Goals

After completing this lab, you should feel comfortable using pointers, structures, and arrays in C, along with some basic number representation.

Reading

• K&R 4, 5

Notes

It is strongly encouraged for you to work with a partner on this lab!

Setup

Copy the contents of ~cs61c/labs/02 to a suitable location in your home directory.

            $ mkdir ~/lab
            $ cp -R ~cs61c/labs/01b/ ~/lab
          

Exercise 1: Out of Bounds

A student is experimenting with strings and arrays in C and writes the following code:

            #include <stdlib.h>
            #include <stdio.h>
            #include <string.h>

            int main(void)
            {
              char hello[] = "hello ", world[] = "world!\n", *s;
              s = strcat(hello,world);
              printf(s);
              return 0;
            }
          

Answer the following questions in a text file:

1. When our student runs her code, it fails to give her the expected result (try it!). Why? What's one way to fix this bug?

   (note: not all C compilers emit code that crashes. But the Macs in 200SD crash, and the program is not correct. Side note: you won't crash every time you write a bug in C, and sometimes it will do just what you expect; it's kind of like how you don't always get a ticket when you break the speed limit on the freeway, but it's still illegal).
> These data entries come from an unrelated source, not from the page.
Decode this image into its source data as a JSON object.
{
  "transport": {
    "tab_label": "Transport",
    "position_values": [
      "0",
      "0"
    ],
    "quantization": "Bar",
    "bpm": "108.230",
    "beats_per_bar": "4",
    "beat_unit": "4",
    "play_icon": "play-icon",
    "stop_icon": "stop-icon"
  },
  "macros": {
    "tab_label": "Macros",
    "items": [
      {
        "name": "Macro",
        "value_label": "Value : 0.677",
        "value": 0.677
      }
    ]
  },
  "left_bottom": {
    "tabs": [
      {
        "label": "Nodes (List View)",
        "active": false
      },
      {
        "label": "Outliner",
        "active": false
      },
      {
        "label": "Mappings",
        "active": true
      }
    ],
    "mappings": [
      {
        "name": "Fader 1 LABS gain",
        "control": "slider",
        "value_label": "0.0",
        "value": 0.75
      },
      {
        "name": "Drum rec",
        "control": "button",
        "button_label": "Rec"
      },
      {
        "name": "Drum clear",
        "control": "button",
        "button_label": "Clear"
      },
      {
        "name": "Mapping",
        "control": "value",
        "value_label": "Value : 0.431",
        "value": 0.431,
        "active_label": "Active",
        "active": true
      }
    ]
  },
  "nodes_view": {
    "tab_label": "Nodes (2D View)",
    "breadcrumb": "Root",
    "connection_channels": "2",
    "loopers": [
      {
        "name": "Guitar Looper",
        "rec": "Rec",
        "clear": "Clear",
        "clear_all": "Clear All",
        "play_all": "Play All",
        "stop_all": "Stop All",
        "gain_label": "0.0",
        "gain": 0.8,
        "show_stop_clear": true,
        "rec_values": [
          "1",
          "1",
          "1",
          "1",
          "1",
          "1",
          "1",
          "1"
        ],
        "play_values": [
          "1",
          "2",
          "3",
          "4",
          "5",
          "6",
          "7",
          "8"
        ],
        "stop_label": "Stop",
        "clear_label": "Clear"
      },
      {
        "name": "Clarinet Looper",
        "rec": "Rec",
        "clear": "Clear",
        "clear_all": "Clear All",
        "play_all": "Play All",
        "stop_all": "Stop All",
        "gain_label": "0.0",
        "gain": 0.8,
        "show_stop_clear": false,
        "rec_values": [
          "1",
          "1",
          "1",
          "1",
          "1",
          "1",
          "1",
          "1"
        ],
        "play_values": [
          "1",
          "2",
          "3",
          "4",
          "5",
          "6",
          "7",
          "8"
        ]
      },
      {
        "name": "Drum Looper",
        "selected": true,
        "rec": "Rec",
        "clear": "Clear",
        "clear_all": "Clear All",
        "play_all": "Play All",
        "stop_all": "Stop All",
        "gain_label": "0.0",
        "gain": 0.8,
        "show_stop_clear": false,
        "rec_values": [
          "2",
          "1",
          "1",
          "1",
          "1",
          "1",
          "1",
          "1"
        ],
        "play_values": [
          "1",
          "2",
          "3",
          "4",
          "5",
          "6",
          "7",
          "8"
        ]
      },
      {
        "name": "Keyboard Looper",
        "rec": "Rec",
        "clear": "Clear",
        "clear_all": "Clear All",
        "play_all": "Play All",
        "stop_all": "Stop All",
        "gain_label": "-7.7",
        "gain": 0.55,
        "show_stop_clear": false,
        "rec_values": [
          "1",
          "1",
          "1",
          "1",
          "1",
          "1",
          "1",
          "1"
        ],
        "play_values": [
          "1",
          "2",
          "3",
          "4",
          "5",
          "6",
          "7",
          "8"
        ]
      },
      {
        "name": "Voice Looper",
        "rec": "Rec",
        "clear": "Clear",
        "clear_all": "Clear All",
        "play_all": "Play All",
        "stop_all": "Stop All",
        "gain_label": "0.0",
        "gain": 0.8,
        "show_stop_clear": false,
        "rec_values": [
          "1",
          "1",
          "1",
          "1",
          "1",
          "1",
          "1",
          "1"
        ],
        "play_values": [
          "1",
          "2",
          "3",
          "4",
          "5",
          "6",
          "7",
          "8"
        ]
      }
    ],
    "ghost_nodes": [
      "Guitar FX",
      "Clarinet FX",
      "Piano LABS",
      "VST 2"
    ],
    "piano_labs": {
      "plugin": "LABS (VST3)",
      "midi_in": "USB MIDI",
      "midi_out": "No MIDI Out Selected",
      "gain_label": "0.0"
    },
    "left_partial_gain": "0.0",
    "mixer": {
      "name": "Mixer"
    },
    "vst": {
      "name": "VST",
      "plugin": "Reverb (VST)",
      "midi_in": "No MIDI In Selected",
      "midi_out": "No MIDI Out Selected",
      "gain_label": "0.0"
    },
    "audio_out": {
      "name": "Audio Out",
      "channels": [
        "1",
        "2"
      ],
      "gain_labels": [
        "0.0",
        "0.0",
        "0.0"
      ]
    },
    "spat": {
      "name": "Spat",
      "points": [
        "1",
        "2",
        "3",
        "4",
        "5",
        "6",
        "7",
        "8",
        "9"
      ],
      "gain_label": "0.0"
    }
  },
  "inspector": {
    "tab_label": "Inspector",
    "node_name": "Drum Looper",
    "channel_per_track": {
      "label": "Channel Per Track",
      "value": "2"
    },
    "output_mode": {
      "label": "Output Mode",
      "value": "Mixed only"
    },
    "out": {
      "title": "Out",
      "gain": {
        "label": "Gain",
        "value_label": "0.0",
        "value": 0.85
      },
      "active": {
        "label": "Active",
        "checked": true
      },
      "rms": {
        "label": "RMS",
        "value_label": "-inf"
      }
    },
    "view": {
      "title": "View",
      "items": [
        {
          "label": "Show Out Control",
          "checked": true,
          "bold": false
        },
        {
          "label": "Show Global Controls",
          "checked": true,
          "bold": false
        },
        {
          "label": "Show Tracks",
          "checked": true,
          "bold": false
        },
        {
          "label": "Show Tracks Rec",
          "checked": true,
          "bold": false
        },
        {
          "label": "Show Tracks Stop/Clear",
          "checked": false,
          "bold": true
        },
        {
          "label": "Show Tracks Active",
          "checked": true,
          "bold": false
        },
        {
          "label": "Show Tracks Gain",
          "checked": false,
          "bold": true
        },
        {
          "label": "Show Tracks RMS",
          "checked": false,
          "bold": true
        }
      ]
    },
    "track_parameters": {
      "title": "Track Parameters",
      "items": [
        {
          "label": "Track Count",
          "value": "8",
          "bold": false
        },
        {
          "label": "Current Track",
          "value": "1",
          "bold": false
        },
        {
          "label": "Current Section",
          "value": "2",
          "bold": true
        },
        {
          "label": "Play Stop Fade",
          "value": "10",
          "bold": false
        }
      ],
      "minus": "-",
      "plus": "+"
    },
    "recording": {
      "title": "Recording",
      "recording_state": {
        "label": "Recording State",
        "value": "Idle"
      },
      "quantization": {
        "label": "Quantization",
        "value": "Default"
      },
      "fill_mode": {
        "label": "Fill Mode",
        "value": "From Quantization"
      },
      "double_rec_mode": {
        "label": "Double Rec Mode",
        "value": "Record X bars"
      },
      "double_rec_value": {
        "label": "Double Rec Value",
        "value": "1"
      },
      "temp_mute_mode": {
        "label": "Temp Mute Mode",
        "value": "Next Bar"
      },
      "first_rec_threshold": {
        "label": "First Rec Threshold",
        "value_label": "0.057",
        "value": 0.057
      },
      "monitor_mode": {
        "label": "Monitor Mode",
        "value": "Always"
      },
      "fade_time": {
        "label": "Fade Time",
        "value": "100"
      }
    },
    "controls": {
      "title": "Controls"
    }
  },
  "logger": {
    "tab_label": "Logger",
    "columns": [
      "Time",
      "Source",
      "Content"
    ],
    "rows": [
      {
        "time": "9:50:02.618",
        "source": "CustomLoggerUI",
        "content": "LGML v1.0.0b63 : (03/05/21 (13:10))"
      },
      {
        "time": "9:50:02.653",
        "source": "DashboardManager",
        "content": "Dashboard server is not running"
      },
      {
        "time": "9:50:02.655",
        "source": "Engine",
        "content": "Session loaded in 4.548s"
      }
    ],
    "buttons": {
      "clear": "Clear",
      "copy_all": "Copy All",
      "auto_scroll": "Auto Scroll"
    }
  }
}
2. Why doesn't C provide the same kind of bounds-checking on arrays that Java does?
3. What is a pro and a con for implementing strings as dumb arrays rather than smart objects like in Java?

Exercise 2: Pointers and Structures in C

Here's one to help you in your interviews. In cyclic_ll.c, complete the function has_cycle to implement the following algorithm for checking if a singly-linked list has a cycle. Recall that if p is a pointer to a struct, p->member refers to a member variable in the struct, and is equivalent to (*p).member.

1. Start with two pointers at the head of the list
2. On each iteration, increment the first pointer by one node and the second pointer by two nodes. If it is not possible to do one or both of these because of a null pointer, we know there is an end to the list and there is therefore no cycle.
3. If the second pointer is the same as the first pointer or the node after the one pointd to by the second pointer is pointed to by the first pointer, the second pointer has come up from behind the first and we know there is a cycle.

After you have correctly implemented has_cycle, the program you get when you compile cyclic_ll.c will tell you that has_cycle agrees with what the program expected it to output.

Exercise 3: The Biggest Integer

Wednesday's class, we discussed number representation. In particular, we discussed two's complement, the ubiquitous format for signed integers. Look at biggestInt.c. You may wish to read through the comments but at this point it is not critical that you understand exactly how the program works. Basically, it is a C program that will tell you some useful information about certain C data types. It does this by exploiting the fact that C does not check for overflow and wrap around conditions. Compile and run the program and answer the following questions:

1. The first piece of information output by the program tells you the value of the most significant bit (MSB) of an unsigned int on your terminal. Based on this information, How many bits does the C data type unsigned int have?
2. The second piece of information tells you the value of the largest positive signed long on your terminal. Based on this information, how many bits does the C data type long have?
3. The third piece of information tells you the value of the most negative signed int on your machine. Based on this information, do the unsigned int and signed int have the same number of bits?
4. 2's Complement number representations have one more negative number than they do positive numbers. That is, the most negative number does not have a positive counter-part. The final piece of information printed is the signed value of what you get when you try to negate the most negative value. Can you explain why this happens?